How is health affected by genetically-engineered food? There are no
requirements for long-term or independent testing of GMOs. A number of
studies over the past decade indicate that genetically-engineered foods
can pose serious risks to humans, domesticated animals, and wildlife.
Human-health effects can include higher risks of toxicity, allergenicity,
antibiotic resistance, immune-suppression, and cancer.

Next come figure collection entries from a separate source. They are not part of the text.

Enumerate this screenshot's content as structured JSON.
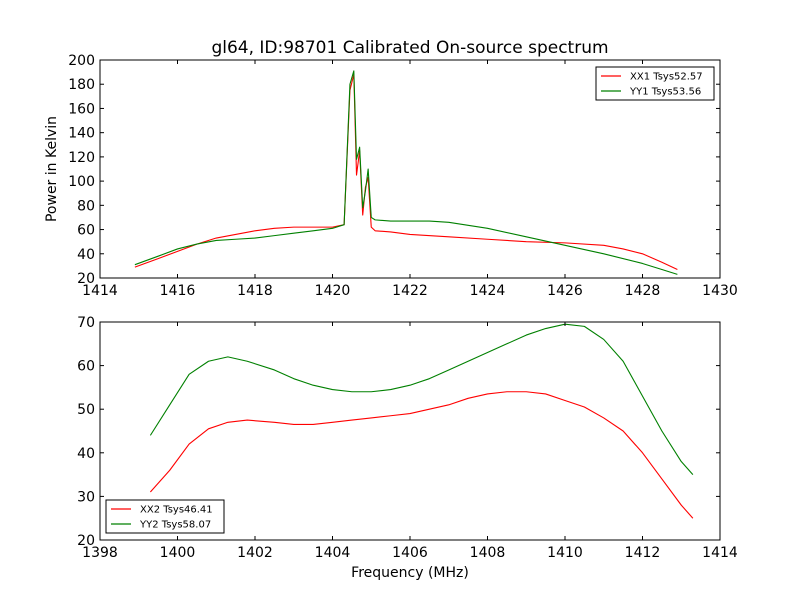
{
  "chart_data": [
    {
      "type": "line",
      "title": "gl64, ID:98701 Calibrated On-source spectrum",
      "xlabel": "",
      "ylabel": "Power in Kelvin",
      "xlim": [
        1414,
        1430
      ],
      "ylim": [
        20,
        200
      ],
      "xticks": [
        1414,
        1416,
        1418,
        1420,
        1422,
        1424,
        1426,
        1428,
        1430
      ],
      "yticks": [
        20,
        40,
        60,
        80,
        100,
        120,
        140,
        160,
        180,
        200
      ],
      "legend_position": "top-right",
      "series": [
        {
          "name": "XX1 Tsys52.57",
          "color": "#ff0000",
          "x": [
            1414.9,
            1415.5,
            1416,
            1416.5,
            1417,
            1417.5,
            1418,
            1418.5,
            1419,
            1419.5,
            1420,
            1420.3,
            1420.45,
            1420.55,
            1420.62,
            1420.7,
            1420.78,
            1420.85,
            1420.92,
            1421,
            1421.1,
            1421.5,
            1422,
            1423,
            1424,
            1425,
            1426,
            1427,
            1427.5,
            1428,
            1428.5,
            1428.9
          ],
          "y": [
            29,
            36,
            42,
            48,
            53,
            56,
            59,
            61,
            62,
            62,
            62,
            64,
            175,
            188,
            105,
            125,
            72,
            95,
            103,
            62,
            59,
            58,
            56,
            54,
            52,
            50,
            49,
            47,
            44,
            40,
            33,
            27
          ]
        },
        {
          "name": "YY1 Tsys53.56",
          "color": "#008000",
          "x": [
            1414.9,
            1415.5,
            1416,
            1416.5,
            1417,
            1417.5,
            1418,
            1418.5,
            1419,
            1419.5,
            1420,
            1420.3,
            1420.45,
            1420.55,
            1420.62,
            1420.7,
            1420.78,
            1420.85,
            1420.92,
            1421,
            1421.1,
            1421.5,
            1422,
            1422.5,
            1423,
            1424,
            1425,
            1426,
            1427,
            1428,
            1428.5,
            1428.9
          ],
          "y": [
            31,
            38,
            44,
            48,
            51,
            52,
            53,
            55,
            57,
            59,
            61,
            64,
            180,
            191,
            118,
            128,
            78,
            92,
            110,
            70,
            68,
            67,
            67,
            67,
            66,
            61,
            54,
            47,
            40,
            32,
            27,
            23
          ]
        }
      ]
    },
    {
      "type": "line",
      "title": "",
      "xlabel": "Frequency (MHz)",
      "ylabel": "",
      "xlim": [
        1398,
        1414
      ],
      "ylim": [
        20,
        70
      ],
      "xticks": [
        1398,
        1400,
        1402,
        1404,
        1406,
        1408,
        1410,
        1412,
        1414
      ],
      "yticks": [
        20,
        30,
        40,
        50,
        60,
        70
      ],
      "legend_position": "bottom-left",
      "series": [
        {
          "name": "XX2 Tsys46.41",
          "color": "#ff0000",
          "x": [
            1399.3,
            1399.8,
            1400.3,
            1400.8,
            1401.3,
            1401.8,
            1402.5,
            1403,
            1403.5,
            1404,
            1404.5,
            1405,
            1405.5,
            1406,
            1406.5,
            1407,
            1407.5,
            1408,
            1408.5,
            1409,
            1409.5,
            1410,
            1410.5,
            1411,
            1411.5,
            1412,
            1412.5,
            1413,
            1413.3
          ],
          "y": [
            31,
            36,
            42,
            45.5,
            47,
            47.5,
            47,
            46.5,
            46.5,
            47,
            47.5,
            48,
            48.5,
            49,
            50,
            51,
            52.5,
            53.5,
            54,
            54,
            53.5,
            52,
            50.5,
            48,
            45,
            40,
            34,
            28,
            25
          ]
        },
        {
          "name": "YY2 Tsys58.07",
          "color": "#008000",
          "x": [
            1399.3,
            1399.8,
            1400.3,
            1400.8,
            1401.3,
            1401.8,
            1402.5,
            1403,
            1403.5,
            1404,
            1404.5,
            1405,
            1405.5,
            1406,
            1406.5,
            1407,
            1407.5,
            1408,
            1408.5,
            1409,
            1409.5,
            1410,
            1410.5,
            1411,
            1411.5,
            1412,
            1412.5,
            1413,
            1413.3
          ],
          "y": [
            44,
            51,
            58,
            61,
            62,
            61,
            59,
            57,
            55.5,
            54.5,
            54,
            54,
            54.5,
            55.5,
            57,
            59,
            61,
            63,
            65,
            67,
            68.5,
            69.5,
            69,
            66,
            61,
            53,
            45,
            38,
            35
          ]
        }
      ]
    }
  ]
}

How can I choose to avoid eating genetically-engineered foods? No laws
exist in the United States to allow labeling of GMO foods. Organic
agriculture rules do not allow the cultivation of genetically-modified
crops. Purchasing or growing organic food is an excellent way to avoid
consuming biotech foods.

The use of genetic engineering in agriculture could lead to uncontrolled
biological pollution, threatening numerous microbial, plant and animal
species with extinction, and the potential contamination of non-
genetically engineered life forms with novel and possibly hazardous
genetic material.

Leaders in Denmark imposed a ban on glyphosate, the active ingredient in
Monsanto's Roundup herbicide, in 2003. It was discovered that the
herbicide had been moving down through the soil and polluting the ground
water at a rate five times higher than the level allowed. The European
Union leaders also have a GMO-labeling requirement, though HCIA officials
pointed out Spain is amongst the most enthusiastic supporters of biotech.

The HCIA is comprised of five member companies that produce commercial
quantities of biotech seed: Pioneer Hi-Bred International, Inc.,
Monsanto, DOW AgroSciences, and Syngenta, as well as the Hawaii
Agriculture Research Center and 96 individuals.